Zâhir ve bâtın ilimlerinde kâmil ve dört mezhebin de fıkıh bilgilerinde mâhir, veliy-yi kâmil idi. Rûh bilgilerinin mütehassısı idi. Binikiyüzseksenbir 1281 [m. 1865] senesinde Van vilâyetinin Başkale şehrinde tevellüd, 1362 [m. 1943] de, Eyyûbde Murtedâ efendi tekkesi câmi’i imâmı iken, Ankarada vefât etdi. Bağlumda medfûndur. Babası seyyid Mustafâ, seyyid Tâhâ-i Hakkârînin “kuddise sirruh” oğlu olan, seyyid Ubeydüllahın talebesi idi. Seyyid Mustafâ çok kâmil idi. Bunun babası, seyyid Muhyiddîndir.
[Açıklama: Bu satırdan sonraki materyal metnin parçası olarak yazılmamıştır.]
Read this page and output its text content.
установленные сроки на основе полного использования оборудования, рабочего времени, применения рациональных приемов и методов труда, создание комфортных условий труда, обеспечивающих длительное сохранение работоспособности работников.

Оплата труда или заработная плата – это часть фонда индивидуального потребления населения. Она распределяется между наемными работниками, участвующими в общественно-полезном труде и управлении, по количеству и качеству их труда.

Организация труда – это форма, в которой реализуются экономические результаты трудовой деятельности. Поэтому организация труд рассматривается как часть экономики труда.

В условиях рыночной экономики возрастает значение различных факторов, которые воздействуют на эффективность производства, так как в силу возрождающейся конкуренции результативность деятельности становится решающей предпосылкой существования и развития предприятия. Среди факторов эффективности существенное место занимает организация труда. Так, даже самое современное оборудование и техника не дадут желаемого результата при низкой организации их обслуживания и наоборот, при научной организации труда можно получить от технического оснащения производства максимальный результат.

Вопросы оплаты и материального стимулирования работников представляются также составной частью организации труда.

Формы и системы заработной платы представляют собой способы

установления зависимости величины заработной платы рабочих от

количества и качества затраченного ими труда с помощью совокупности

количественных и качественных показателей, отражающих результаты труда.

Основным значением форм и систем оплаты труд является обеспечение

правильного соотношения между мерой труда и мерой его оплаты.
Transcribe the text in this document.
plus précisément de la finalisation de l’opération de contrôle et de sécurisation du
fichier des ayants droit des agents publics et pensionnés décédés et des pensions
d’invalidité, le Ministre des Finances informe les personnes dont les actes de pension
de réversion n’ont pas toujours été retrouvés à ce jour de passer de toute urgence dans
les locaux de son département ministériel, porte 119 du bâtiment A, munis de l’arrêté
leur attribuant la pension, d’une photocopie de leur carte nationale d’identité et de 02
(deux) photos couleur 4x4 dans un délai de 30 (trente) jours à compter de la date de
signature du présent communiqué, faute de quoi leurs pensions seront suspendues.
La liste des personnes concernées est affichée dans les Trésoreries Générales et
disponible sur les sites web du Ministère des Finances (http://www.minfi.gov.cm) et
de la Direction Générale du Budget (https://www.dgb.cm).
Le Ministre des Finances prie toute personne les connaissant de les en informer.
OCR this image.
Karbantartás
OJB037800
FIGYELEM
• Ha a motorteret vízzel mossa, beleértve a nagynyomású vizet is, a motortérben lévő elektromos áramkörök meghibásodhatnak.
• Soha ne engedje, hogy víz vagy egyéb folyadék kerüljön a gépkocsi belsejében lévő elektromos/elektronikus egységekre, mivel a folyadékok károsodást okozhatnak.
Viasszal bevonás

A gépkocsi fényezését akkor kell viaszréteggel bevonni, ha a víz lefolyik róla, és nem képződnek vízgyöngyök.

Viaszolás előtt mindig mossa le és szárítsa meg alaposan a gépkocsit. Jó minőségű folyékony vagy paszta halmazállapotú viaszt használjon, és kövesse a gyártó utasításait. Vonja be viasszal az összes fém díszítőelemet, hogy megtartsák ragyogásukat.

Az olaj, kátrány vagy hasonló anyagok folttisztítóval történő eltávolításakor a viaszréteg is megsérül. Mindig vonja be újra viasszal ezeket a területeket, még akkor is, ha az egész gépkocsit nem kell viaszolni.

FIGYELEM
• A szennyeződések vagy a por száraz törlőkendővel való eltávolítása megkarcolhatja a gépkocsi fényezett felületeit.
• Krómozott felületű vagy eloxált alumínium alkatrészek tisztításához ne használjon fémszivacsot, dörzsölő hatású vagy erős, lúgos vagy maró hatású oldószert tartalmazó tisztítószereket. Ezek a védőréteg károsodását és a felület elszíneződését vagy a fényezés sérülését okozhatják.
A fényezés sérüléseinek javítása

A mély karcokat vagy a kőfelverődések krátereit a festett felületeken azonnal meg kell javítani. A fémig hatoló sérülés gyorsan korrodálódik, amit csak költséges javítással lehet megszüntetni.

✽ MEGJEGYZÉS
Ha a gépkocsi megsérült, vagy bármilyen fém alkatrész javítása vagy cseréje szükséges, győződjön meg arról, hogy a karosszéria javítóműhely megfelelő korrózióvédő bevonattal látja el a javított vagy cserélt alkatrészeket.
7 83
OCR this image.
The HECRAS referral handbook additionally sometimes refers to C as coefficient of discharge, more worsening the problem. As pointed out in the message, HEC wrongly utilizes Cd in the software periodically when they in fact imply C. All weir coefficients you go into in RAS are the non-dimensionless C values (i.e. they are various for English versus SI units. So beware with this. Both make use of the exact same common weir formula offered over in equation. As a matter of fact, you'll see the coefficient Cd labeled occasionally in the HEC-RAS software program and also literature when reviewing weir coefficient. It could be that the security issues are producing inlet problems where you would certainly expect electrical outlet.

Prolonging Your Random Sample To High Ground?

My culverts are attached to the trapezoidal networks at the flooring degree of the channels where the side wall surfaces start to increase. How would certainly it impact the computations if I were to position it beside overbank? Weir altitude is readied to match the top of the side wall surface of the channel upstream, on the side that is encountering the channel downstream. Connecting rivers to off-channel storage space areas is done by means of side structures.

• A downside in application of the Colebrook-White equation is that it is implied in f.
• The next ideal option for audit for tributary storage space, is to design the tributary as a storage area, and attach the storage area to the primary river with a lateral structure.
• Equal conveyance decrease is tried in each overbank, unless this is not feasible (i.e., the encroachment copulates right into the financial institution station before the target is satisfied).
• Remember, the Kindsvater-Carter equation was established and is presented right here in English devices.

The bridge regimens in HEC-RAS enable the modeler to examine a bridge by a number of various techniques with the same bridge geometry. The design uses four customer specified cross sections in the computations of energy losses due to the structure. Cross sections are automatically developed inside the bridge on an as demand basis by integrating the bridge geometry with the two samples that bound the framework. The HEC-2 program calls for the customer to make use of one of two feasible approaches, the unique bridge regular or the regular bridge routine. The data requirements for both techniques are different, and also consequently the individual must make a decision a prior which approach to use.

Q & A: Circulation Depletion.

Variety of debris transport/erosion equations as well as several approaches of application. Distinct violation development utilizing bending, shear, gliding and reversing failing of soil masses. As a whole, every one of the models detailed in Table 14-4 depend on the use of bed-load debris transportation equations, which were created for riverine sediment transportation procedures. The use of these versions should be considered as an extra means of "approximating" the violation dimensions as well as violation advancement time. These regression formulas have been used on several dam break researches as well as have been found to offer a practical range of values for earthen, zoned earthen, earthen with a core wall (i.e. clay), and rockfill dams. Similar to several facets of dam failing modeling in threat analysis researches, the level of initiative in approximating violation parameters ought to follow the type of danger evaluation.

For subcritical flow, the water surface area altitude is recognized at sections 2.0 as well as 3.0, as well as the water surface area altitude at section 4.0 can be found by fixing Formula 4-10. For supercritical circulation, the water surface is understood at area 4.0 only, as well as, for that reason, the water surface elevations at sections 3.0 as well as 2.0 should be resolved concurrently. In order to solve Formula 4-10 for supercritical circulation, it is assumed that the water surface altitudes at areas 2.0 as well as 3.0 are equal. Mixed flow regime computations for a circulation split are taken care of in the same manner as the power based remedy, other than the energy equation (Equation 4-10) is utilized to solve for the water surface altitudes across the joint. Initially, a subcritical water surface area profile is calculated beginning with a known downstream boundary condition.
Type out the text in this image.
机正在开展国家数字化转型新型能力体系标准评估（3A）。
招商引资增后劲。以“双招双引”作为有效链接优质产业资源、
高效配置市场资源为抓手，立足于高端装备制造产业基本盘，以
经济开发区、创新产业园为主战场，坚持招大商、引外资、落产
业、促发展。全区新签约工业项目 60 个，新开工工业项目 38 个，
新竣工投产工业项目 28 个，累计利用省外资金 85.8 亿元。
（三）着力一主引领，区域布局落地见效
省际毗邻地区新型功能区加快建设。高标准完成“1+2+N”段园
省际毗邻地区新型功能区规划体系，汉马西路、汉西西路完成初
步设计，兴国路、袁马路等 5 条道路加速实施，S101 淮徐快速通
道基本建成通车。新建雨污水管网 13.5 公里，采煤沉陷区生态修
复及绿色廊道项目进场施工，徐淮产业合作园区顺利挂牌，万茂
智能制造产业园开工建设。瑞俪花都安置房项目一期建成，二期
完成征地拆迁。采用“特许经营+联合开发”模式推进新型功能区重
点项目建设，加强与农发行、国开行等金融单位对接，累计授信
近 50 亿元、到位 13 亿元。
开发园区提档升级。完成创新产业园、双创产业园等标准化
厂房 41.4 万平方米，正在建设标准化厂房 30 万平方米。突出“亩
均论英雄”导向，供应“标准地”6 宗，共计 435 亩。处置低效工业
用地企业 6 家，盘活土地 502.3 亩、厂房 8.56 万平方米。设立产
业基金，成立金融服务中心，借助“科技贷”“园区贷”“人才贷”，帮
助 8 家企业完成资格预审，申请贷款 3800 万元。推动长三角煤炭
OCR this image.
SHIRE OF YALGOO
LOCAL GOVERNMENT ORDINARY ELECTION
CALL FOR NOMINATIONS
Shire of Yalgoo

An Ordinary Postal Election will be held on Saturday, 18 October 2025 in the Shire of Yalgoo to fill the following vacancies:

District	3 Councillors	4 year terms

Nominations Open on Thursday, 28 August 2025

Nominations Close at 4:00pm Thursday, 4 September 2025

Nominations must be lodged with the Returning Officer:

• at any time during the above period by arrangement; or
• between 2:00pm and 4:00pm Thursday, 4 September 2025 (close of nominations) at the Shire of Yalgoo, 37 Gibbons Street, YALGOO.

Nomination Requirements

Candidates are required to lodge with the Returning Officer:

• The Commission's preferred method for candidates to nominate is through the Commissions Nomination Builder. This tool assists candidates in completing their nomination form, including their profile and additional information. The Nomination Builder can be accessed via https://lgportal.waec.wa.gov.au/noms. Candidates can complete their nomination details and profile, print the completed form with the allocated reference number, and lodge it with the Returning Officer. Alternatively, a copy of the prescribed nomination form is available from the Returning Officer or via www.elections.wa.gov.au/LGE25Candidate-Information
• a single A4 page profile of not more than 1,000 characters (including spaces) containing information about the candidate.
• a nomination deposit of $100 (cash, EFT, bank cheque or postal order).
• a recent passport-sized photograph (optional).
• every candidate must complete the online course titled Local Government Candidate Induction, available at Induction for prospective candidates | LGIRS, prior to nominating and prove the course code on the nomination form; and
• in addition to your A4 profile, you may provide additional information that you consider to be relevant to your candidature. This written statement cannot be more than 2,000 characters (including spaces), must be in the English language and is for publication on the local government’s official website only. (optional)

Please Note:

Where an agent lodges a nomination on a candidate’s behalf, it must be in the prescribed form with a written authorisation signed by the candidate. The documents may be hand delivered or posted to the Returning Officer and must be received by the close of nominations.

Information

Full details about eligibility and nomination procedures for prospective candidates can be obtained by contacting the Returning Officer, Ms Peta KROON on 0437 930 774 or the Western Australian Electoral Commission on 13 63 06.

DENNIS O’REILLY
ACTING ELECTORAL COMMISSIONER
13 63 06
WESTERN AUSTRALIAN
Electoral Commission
Onun babası, seyyid Muhammed, bunun babası da, seyyid Abdürrahmândır. İmâm-ı Alî Rızâ bin Mûsâ Kâzım soyundan olup, Seyyid oldukları, Irâkdaki şer’î mahkeme defterlerinde yazılı olduğu gibi, seyyid Abdülkâdir-i Geylânînin torunu olan seyyid Abdürrezzâkın mübârek el yazısı ile de tasdîk edilmiş olduğu, Van mebûsu İbrâhîm Arvâsın 1371 [m. 1952] de basdırdığı (Seyâhatnâme-i Kâsım-ı Bağdâdî) kitâbında yazılıdır.

Seyyid Abdülhakîm Arvâsî “kuddise sirruh”, birkaç maddi bilgi çerçevesine sıkışmış kalmış olup, büyük âlimlerden ve bunların eserlerinden ve bilhassa, din-i islâmın, Beni İsrail Peygamberlerine “salevatullahi teâlâ aleyhim ecma’în” benzetilen, çok mikdarda ve çok yüksek âlimlerinden, velilerinden haberi olmıyan ve din bilgisi olarak, ana, babamızdan duyduğumuz, fakat etrafımızda esen fırtınaların yavaş yavaş uçurduğu az bir sermayeden başka hiçbir şeyi bulunmıyan bizlere, her biri, kıymetler, meziyyetler hazinesi ve se’âdet-i ebediyye kapısının anahtarı olan sayısız islâm kitâblarının isimlerini işittiren ve bunların, ruh hastalarına deva yazılarını okumak ve anlamak bahtiyarlığına kavuşduran ve Allahü teâlânın Türk milletine büyük ihsanı, kâfirlerin ve mürtedlerin yalan ve yaldızlı sözlerine aldanarak ebedi felâkete sürüklenen ma’sumların kurtarıcısı ve Allahü teâlânın varlığını, Peygamberimizin “sallallahü aleyhi ve sellem” üstünlüğünü, imânın ve islâmın hakikatini, fikir hastalarına içirerek, gençliğe şifa sunan ruh mütehassısı ve kalbleri karartan, ecdadımızın mukaddes yolunu örten, küfür ve irtidad bulutlarının dağıtıcısı, serin sabah rüzgârı ve imân kaynaklarını tamamen örten, dinsizlik karanlığını ufuklardan sıyırıp dağıtan, ilim ve ma’rifet güneşi, dört mezhebin inceliklerine, evliyâlığın yüksekliklerine vakıf bir zât idi.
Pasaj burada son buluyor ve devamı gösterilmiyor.